Gowalla has been loosing the location wars for this reason. Whilst they started before Foursquare, and unlike Foursquare, did not limit users to unlocked cities to begin with, Gowalla made the fundamental mistake of creating easily the coolest and most pretty service, but the least beneficial. On what actually matters for sustained usage, Foursquare beat them on all points:
- Foursquare saved you money. Gowalla didn’t.
- Foursquare was competitive and therefore an actual game. Gowalla wasn’t – it was more of a treasure hunt, but you couldn’t compare the treasure.
- Foursquare gave non-financial status in the form of “Mayor”. Gowalla took too long to.
- Foursquare was socially played.
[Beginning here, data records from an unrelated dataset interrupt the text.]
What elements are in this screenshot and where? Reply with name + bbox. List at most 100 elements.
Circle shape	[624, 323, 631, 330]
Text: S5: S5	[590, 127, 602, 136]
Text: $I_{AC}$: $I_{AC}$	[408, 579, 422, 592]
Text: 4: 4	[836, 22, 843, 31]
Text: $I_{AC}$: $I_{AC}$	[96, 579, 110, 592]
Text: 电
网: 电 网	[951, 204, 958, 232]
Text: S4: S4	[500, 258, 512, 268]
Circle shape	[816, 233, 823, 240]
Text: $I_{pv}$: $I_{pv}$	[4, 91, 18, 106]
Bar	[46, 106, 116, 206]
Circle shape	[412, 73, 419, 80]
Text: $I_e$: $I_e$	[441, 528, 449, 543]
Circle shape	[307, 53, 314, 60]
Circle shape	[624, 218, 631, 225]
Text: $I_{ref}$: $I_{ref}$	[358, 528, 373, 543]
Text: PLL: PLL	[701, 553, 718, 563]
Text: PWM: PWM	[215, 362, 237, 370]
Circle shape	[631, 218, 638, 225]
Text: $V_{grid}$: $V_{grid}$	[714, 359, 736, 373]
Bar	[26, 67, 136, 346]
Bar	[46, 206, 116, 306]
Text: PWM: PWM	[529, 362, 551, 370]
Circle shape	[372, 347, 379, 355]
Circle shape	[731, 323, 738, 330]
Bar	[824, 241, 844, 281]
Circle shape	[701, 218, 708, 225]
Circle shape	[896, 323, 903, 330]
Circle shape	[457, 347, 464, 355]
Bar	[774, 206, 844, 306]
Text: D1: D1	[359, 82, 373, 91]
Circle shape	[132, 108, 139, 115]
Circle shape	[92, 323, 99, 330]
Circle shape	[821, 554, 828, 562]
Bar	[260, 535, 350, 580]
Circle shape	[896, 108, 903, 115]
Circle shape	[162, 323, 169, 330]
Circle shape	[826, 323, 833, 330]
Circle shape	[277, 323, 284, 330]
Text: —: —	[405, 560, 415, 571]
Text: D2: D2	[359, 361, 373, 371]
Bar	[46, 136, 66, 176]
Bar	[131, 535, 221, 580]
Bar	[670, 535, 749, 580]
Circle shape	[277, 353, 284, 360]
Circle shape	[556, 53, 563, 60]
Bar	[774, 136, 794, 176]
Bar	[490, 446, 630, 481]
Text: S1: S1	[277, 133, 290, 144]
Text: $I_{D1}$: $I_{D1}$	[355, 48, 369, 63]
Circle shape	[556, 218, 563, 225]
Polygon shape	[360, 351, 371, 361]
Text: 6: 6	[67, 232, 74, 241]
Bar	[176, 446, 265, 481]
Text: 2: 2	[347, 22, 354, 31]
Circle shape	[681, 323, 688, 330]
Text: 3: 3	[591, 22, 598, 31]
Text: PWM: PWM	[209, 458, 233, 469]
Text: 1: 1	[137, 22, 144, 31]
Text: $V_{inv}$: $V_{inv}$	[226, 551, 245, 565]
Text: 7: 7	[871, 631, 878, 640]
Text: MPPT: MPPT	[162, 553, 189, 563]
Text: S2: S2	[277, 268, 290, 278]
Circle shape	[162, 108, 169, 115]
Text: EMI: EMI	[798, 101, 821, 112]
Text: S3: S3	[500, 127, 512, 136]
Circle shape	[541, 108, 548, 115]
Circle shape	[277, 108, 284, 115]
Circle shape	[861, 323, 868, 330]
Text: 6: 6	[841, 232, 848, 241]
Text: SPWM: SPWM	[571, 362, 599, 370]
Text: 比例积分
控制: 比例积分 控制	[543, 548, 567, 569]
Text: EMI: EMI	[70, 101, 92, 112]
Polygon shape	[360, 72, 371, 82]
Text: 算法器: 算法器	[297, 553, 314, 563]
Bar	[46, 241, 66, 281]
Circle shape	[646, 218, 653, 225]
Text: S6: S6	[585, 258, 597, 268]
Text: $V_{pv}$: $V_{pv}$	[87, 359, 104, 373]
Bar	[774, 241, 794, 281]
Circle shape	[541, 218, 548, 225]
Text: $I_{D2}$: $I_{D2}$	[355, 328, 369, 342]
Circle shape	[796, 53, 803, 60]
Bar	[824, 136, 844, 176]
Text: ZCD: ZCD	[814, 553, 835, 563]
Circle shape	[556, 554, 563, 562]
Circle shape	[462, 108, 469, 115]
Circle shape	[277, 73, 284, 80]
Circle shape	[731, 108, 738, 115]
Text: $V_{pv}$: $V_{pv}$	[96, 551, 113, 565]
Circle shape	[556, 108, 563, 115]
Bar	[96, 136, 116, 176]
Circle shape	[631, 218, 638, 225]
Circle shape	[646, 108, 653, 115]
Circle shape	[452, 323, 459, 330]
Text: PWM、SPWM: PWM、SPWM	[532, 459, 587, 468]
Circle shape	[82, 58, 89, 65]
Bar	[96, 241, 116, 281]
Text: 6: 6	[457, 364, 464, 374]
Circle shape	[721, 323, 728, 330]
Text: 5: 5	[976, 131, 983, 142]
Gowalla was always individual.
The latest from Gowalla, as Mashable reports, is that it now is integrated with Facebook Places and with Foursquare, meaning “Gowalla even lets you earn Foursquare badges and Facebook Deals through the iPhone app. As an added bonus, Gowalla also pulls in Foursquare Tips whenever you check in.”
Right App for the Wrong Time
Whilst I admire Gowalla’s move to embrace a “complete rather than compete” position, I think it’s the nail in the coffin as it marks the end of their competitive mindset. Only when the leader in the market goes all open does it work in a organisations favour. Foursquare is still something like 10 times bigger than Gowalla, and Facebook is waaaaay bigger than Foursquare. Why would anyone but the innovating few use Gowalla to do what the Foursquare app that they like already does? And remember, geeks often don’t care much for design as much as I love how Gowalla looks and feels.
Most of all, it’s decision to, as CEO Josh Williams says, be a “socially curated guidebook” is a fundamental misunderstanding of where the market is today. Sure, one day, we will use apps to find new walks and new places to go. But for now, even the most early adopting of us don’t use them to find new places, and neither do the early majority trust an app to follow around someone’s suggested walk or new location to check out. In years to come – maybe. Today – no – unless it saves me money – and then I’d just roll with Fourquare or Facebook.
Josh just didn’t realise that early adopters are time poor and the early majority are trust poor, meaning Gowalla is just going to stay poor.
Gowalla over and out.
Your Leading Thoughts
- Does Foursquare, in your opinion, beat Gowalla on all those points? And is Foursquare also being beaten by Facebook? Why?
- Forget long term for a second – right now, what is the winning factor for location services that will enable to stick around long enough to think long term?